Voglio liberarmi del peso dell’anonimato

Marco vuole superare il disagio di raccontarsi per quello che è, e per come sta affrontando la sclerosi multipla. Un peso di parole non dette e incertezze che molti ragazzi vivono tutti i giorni.

Ciao, sono Marco e ho 23 anni. Da più di tre anni convivo con la sclerosi multipla. Mi ha cambiato la vita, il modo di pensare, il modo di pormi rispetto alle altre persone.

Penso il doppio e dico la metà. Ho sviluppato una sensibilità che non sapevo di avere, allo stesso tempo però la nascondo con una freddezza e un distacco che danno l’impressione che io sia quasi insensibile a ciò che mi accade.
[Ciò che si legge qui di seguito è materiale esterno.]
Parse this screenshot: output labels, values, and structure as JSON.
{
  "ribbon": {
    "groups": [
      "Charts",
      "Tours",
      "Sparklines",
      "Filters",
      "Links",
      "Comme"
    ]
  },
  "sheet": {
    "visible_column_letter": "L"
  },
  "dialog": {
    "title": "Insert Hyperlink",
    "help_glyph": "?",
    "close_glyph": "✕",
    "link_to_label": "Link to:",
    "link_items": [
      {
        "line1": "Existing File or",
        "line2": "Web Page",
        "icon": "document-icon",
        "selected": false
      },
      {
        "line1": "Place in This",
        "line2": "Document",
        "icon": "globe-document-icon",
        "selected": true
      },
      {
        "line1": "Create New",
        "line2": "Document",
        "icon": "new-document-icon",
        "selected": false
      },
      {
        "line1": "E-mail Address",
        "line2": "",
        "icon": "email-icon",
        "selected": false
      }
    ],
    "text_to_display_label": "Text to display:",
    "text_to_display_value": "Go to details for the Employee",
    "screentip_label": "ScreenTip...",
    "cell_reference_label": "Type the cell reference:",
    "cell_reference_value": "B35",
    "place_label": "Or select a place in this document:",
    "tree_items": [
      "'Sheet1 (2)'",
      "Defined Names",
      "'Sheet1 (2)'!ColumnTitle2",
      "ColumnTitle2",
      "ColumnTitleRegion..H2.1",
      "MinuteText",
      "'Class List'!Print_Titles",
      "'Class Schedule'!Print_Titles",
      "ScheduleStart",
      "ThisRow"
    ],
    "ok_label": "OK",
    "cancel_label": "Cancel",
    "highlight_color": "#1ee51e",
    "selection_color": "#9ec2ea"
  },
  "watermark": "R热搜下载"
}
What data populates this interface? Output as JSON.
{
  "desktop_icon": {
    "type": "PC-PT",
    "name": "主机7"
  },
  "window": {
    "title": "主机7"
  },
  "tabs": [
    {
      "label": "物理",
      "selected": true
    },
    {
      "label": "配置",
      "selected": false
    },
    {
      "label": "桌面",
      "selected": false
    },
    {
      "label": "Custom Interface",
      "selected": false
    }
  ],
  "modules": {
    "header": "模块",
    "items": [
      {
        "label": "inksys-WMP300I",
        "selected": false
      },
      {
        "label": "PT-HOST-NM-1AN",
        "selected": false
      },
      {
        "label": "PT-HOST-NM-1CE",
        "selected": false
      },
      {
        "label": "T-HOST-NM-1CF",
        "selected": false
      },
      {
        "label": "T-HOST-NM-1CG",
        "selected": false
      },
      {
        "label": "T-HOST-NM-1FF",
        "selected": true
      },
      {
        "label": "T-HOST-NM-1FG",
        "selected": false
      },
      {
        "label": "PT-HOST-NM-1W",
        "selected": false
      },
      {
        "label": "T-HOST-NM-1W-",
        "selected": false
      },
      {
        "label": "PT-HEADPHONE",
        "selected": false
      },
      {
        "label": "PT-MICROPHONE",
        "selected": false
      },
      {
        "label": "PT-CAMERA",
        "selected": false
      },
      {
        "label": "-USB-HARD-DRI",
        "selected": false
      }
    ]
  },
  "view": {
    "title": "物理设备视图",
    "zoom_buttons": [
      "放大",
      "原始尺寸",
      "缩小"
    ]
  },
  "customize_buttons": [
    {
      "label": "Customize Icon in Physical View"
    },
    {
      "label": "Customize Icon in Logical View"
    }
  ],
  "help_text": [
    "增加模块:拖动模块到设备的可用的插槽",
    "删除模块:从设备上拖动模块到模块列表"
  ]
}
Voglio liberarmi di un peso, quello dell’anonimato. Quello che ti mette a disagio quando parli con qualcuno, che non sai mai cosa rispondere alle mille domande che ti vengono fatte sulle tue strane abitudini. Quello che ti blocca nelle relazioni perché ti chiedi se ha senso mettere in gioco le tue debolezze, se chi sta dall’altra parte è disposto a convivere con questa parte di te e se hai veramente voglia di obbligare qualcuno a conviverci.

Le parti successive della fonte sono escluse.